On Thu, 20 Mar 2025, Dimitrios Apostolou wrote:
> Rationale:
>
> When restoring a backup in an emergency situation, it's fine to run
> pg_restore as superuser and get an exact replica of the dumped db.
> AFAICT pg_restore (without --data-only) is optimised for such case.
>
> But pg_dump/restore can be used as a generic data-copying utility, and in
> those cases it makes often sense to get rid of the churn and create a clean
> database by running the SQL schema definition from version control, and then
> copy the data for only the tables created.
>
> For this case, I choose to run pg_restore --data-only, and run it as the user
> who owns the database (dbowner), not as a superuser, in order to avoid
> changes being introduced under the radar.
Another important reason I use --data-only: tablespaces. The new host has
different storage configuration and tablespaces and the schema has been
updated to reflect those. Therefore I must create the database using the
updated schema definitions on the new host.
>
> Things that made my life hard:
>
> * plenty of permission denials for both ALTER OWNER or SET SESSION
> AUTHORIZATION (depending on command line switches). Both of these
> require superuser privilege, but in my case this is not really needed.
> Dbowner has CREATEROLE and is the one who creates all the roles (WITH
> SET TRUE), and their private schemata in the specific database. Things
> would work if pg_restore did "SET ROLE" instead of "SET SESSION
> AUTHORIZATION" to switch user. Is this a straightforward change or there
> are issues I don't see?
>
> * After each failed attempt, I need to issue a TRUNCATE table1,table2,...

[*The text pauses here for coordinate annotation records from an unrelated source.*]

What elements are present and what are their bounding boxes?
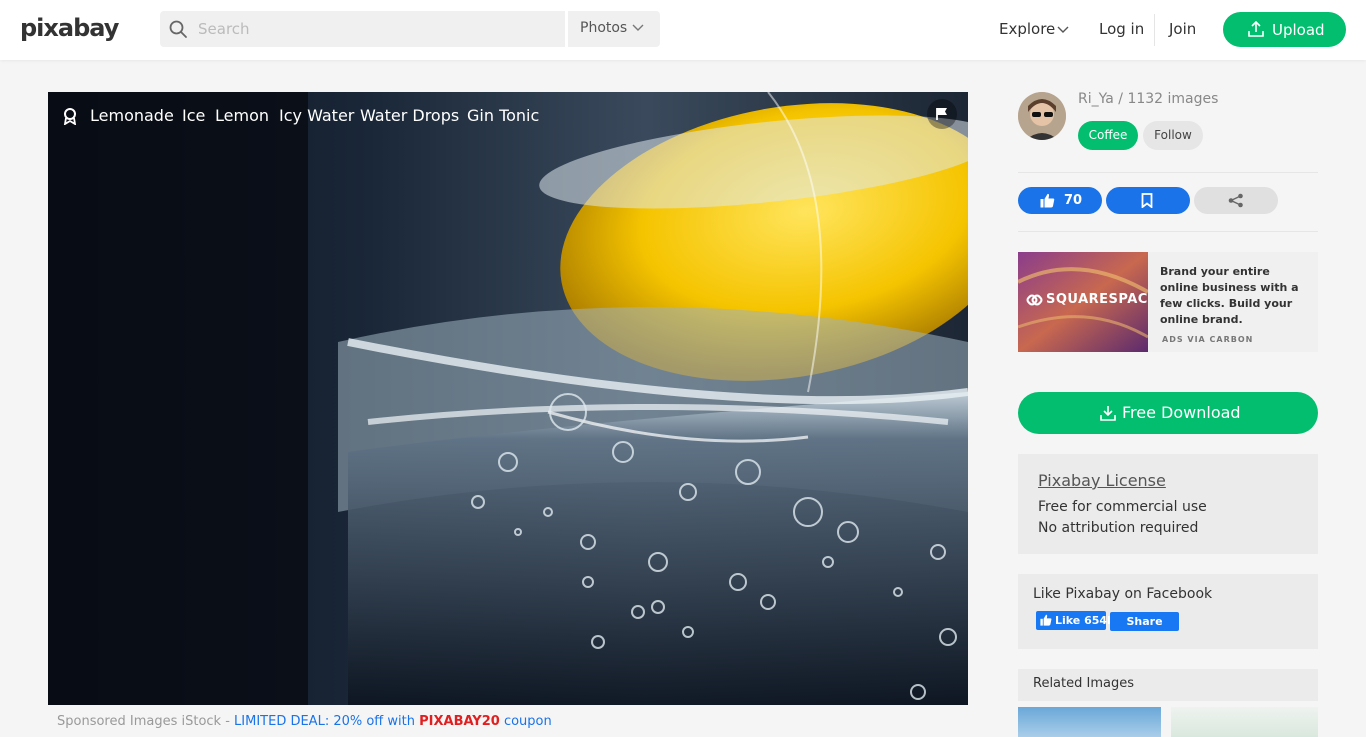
ad-text[interactable]: Brand your entire online business with a… <box>1160 264 1310 328</box>
tag-link[interactable]: Water Drops <box>360 106 459 125</box>
main-photo[interactable]: Lemonade Ice Lemon Icy Water Water Drops… <box>48 92 968 705</box>
avatar-image <box>1018 92 1066 140</box>
ad-brand: SQUARESPACE <box>1046 292 1148 307</box>
license-box: Pixabay License Free for commercial use … <box>1018 454 1318 554</box>
search-input[interactable] <box>198 17 558 41</box>
facebook-like-button[interactable]: Like 654K <box>1036 611 1116 630</box>
user-info[interactable]: Ri_Ya / 1132 images <box>1078 91 1218 107</box>
tag-link[interactable]: Gin Tonic <box>467 106 539 125</box>
tag-link[interactable]: Lemonade <box>90 106 174 125</box>
sidebar: Ri_Ya / 1132 images Coffee Follow 70 SQU… <box>1018 0 1318 737</box>
ad-via[interactable]: ADS VIA CARBON <box>1162 335 1253 344</box>
bookmark-icon <box>1141 193 1153 208</box>
chevron-down-icon[interactable] <box>632 24 644 32</box>
photo-image <box>48 92 968 705</box>
search-type-select[interactable]: Photos <box>580 20 627 36</box>
coffee-button[interactable]: Coffee <box>1078 121 1138 150</box>
coupon-suffix[interactable]: coupon <box>500 714 552 729</box>
bookmark-button[interactable] <box>1106 187 1190 214</box>
facebook-title: Like Pixabay on Facebook <box>1033 586 1213 602</box>
like-button[interactable]: 70 <box>1018 187 1102 214</box>
divider <box>1018 231 1318 232</box>
facebook-like-label: Like 654K <box>1055 614 1116 627</box>
license-line: Free for commercial use <box>1038 499 1207 515</box>
tag-link[interactable]: Ice <box>182 106 205 125</box>
search-divider <box>565 11 568 47</box>
ad-image[interactable]: SQUARESPACE <box>1018 252 1148 352</box>
related-image-thumb[interactable] <box>1171 707 1318 737</box>
pixabay-logo[interactable]: pixabay <box>20 14 119 42</box>
tag-link[interactable]: Lemon <box>215 106 269 125</box>
coupon-code[interactable]: PIXABAY20 <box>419 714 500 729</box>
thumbs-up-icon <box>1040 614 1052 626</box>
free-download-button[interactable]: Free Download <box>1018 392 1318 434</box>
facebook-share-button[interactable]: Share <box>1110 612 1179 631</box>
award-icon <box>63 108 77 125</box>
download-label: Free Download <box>1122 403 1241 422</box>
license-link[interactable]: Pixabay License <box>1038 471 1166 490</box>
search-icon[interactable] <box>168 19 188 39</box>
divider <box>1018 172 1318 173</box>
share-icon <box>1228 193 1243 208</box>
search-bar: Photos <box>160 11 660 47</box>
related-images-header: Related Images <box>1018 669 1318 701</box>
carbon-ad[interactable]: SQUARESPACE Brand your entire online bus… <box>1018 252 1318 352</box>
follow-button[interactable]: Follow <box>1143 121 1203 150</box>
license-line: No attribution required <box>1038 520 1199 536</box>
sponsored-prefix: Sponsored Images iStock - <box>57 714 235 729</box>
like-count: 70 <box>1064 193 1083 208</box>
facebook-box: Like Pixabay on Facebook Like 654K Share <box>1018 574 1318 649</box>
istock-deal-link[interactable]: LIMITED DEAL: 20% off with <box>234 714 419 729</box>
flag-icon <box>936 108 947 120</box>
download-icon <box>1100 406 1116 421</box>
report-button[interactable] <box>927 99 957 129</box>
share-button[interactable] <box>1194 187 1278 214</box>
avatar[interactable] <box>1018 92 1066 140</box>
thumbs-up-icon <box>1040 193 1055 208</box>
sponsored-line: Sponsored Images iStock - LIMITED DEAL: … <box>57 714 552 729</box>
related-image-thumb[interactable] <box>1018 707 1161 737</box>
tag-link[interactable]: Icy Water <box>279 106 354 125</box>
related-images-title: Related Images <box>1033 676 1134 691</box>
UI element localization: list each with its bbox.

> before I try again. I wrote my own function for that. It would help if
> pg_restore would optionally truncate before COPY. I believe it would
> require superuser privilege for it, that could achieve using the
> --superuser=username option used today for disabling the triggers.
>
> Performance issues: (important as my db size is >5TB)
>
> * WAL writes: I didn't manage to avoid writing to the WAL, despite having
> setting wal_level=minimal. I even wrote my own function to ALTER all
> tables to UNLOGGED, but failed with "could not change table T to
> unlogged because it references logged table". I'm out of ideas on this
> one.
>
> * Indices: Could pg_restore have a switch to DROP indices before each
> COPY, and re-CREATE them after, exactly as they were? This would speed
> up the process quite a bit.
>
>
> Any feedback for improving my process? Should I put these ideas somewhere as
> ideas for improvement on pg_restore?
>
> Thank you in advance,
> Dimitris
>
>